Garikoitz Mujika (Mediabask)
Garikoitz Mujika (Mediabask)

Après six ans d’incarcération, Garikoitz Mujika a quitté la prison d’Alacant (Communauté de Valence) pour retrouver sa maison d’Ustaritz. Il fait partie de la vague de jeunes militants de la gauche abertzale arrivés au Pays Basque Nord au début des années 2000.

Journaliste de la revue Xirika (ancien hebdomadaire de jeunes en langue basque) puis de la radio Info7 situé à Urrugne, il avait été arrêté en février 2005 sous le coup d'un mandat d'arrêt européen (MAE), puis relâché. La Cour de cassation de Paris avait confirmé en seconde instance sa remise à la justice espagnole. Cette décision avait été appliquée le 4 août, après une seconde arrestation à Saint-Pée-sur-Nivelle.
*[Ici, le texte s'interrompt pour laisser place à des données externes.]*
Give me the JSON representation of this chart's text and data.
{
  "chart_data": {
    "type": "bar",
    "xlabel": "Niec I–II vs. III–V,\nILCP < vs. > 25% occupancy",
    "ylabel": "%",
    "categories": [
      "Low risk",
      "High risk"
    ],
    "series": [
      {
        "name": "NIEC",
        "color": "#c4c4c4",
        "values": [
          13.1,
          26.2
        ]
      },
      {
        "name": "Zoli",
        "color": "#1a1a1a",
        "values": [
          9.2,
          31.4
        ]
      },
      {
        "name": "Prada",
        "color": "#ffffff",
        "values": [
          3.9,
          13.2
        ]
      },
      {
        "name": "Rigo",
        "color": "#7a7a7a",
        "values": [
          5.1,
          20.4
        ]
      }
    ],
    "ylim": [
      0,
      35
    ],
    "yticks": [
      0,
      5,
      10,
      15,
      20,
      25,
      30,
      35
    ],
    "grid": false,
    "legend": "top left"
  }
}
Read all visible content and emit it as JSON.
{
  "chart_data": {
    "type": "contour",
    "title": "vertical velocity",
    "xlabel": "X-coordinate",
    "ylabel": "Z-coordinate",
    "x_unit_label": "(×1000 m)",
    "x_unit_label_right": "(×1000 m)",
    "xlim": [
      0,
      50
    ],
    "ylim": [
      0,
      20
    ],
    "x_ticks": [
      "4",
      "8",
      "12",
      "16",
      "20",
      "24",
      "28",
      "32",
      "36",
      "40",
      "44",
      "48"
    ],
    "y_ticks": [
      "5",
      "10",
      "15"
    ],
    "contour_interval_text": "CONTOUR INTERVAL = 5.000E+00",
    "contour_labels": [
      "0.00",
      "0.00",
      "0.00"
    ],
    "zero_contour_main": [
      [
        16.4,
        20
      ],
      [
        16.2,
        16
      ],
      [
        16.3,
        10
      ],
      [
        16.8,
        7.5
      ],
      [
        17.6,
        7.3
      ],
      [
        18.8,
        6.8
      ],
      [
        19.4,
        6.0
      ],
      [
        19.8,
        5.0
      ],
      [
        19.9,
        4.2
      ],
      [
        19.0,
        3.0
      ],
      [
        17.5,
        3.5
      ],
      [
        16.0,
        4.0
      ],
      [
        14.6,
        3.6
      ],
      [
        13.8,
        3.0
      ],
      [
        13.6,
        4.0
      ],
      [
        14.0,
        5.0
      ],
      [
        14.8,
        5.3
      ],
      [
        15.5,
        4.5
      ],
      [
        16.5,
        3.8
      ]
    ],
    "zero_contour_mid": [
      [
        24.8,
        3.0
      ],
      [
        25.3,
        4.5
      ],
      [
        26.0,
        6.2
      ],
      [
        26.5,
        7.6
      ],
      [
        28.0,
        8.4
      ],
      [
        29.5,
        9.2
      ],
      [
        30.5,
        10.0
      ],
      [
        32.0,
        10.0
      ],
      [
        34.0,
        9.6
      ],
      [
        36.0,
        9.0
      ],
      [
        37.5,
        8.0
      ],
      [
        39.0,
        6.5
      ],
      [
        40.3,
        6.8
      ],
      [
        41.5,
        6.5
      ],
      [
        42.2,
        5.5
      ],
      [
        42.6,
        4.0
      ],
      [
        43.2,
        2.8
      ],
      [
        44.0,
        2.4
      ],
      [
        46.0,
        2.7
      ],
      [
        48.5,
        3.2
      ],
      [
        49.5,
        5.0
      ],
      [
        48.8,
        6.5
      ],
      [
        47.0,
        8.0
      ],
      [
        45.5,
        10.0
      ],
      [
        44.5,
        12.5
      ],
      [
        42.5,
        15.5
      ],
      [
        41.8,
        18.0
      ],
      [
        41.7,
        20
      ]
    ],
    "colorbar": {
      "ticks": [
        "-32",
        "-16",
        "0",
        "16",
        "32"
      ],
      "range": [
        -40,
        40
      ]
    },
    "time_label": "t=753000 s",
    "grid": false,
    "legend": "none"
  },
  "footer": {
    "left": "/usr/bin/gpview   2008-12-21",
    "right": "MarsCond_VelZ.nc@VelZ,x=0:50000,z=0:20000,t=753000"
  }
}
En attente de son procès, il avait été libéré sous caution en 2006, puis, finalement condamné en 2009 à six ans de prison ferme pour “appartenance à un groupe terroriste” par le tribunal espagnol Audiencia Nacional, dans le cadre du procès des mouvements de jeunes de la gauche abertzale Jarrai-Haika-Segi.

L'exemple de Garikoitz Mujika "Gari" illustre cette époque pas encore révolue d'une longue série d'illégalisations de partis, mouvements et dynamiques, de délits d'opinion, de macro-procès ou autres MAE. Les procédures initialement intégrées dans le dossier “18/98” du juge Baltasar Garzon, par exemple, représentent une dizaine de procès et plus de 200 personnes mises en examen.

Fuir la justice espagnole

Des jeunes âgés d'une vingtaine d'années pour la plupart, politisés et militants. L'illégalisation tour à tour de leur organisation les oblige à fuir une justice espagnole qui les enferme des années “en détention provisoire”, les torture parfois, et les condamne à des peines de prison ferme. Certains d'entre eux s'exilent au Pays Basque Nord où le MAE les menace. C’est le cas de G. Mujika.

Cette procédure judiciaire est entrée en vigueur en 2002 au lendemain des attentats du 11 septembre, dans le but de remplacer le système d'extradition, afin d’accélérer les formalités entre les États membres de l’Union Européenne. Son application peut avoir des conséquences réductrices de libertés individuelles, “une fois qu’une personne est remise, les autorités judiciaires espagnoles prennent de grandes libertés et outrepassent leurs droits. Il faut être très vigilant”, confiait l’avocate Amaia Recarte au Journal du Pays Basque en novembre 2012.

La collaboration franco-espagnole durant le conflit au Pays Basque n’est pas nouvelle : expulsion de l’Etat français dans les années 60 pour “maintien de l’ordre public et des raisons impérieuses de sécurité nationale”, “la rafle” du 3 octobre 1987, le GAL… Depuis les années 2000, cette volonté commune de “lutter contre le terrorisme” prend, notamment, la forme du MAE. L'Etat espagnol et indirectement l'Etat français criminalisent les initiatives politiques et même parfois culturelles de la gauche abertzale pour appartenance à des mouvements et activités politiques publiques telles que des réunions ou conférences de presse.  

Les jeunes militants de cette époque ne sont pas épargnés. L'Etat espagnol présente à la justice française des mandats d'arrêts européens à répétition, à l’encontre de ces jeunes dont l’organisation est illégale sur le sol espagnol mais pas sur le sol français. Dans la grande majorité des cas, la France l'accorde et les remet à la justice espagnole.

Torture

Lors de leur procès, nombreux d’entre eux dénoncent des cas de torture comme lors du procès “des 28 jeunes de Segi” de septembre dernier : “menacé par des phrases comme 'Tu vas manger tes morts'”, témoignages recueillis sous “des coups et des humiliations”, “menaces sexuelles” ...

Cette répression s'inscrit dans la théorie que défend corps et âme le juge Baltasar Garzon le “tout est ETA”. C'est dans la même lignée qu'ont lieu ce que l'on appelle les macro-procès : “l'affaire des herriko taberna”, “le macro-procès des 28 jeunes”, “le macro-procès des 40 jeunes”... Des centaines de personnes ont été jugées et condamnées pour leurs activités politiques, associatives et parfois professionnelles.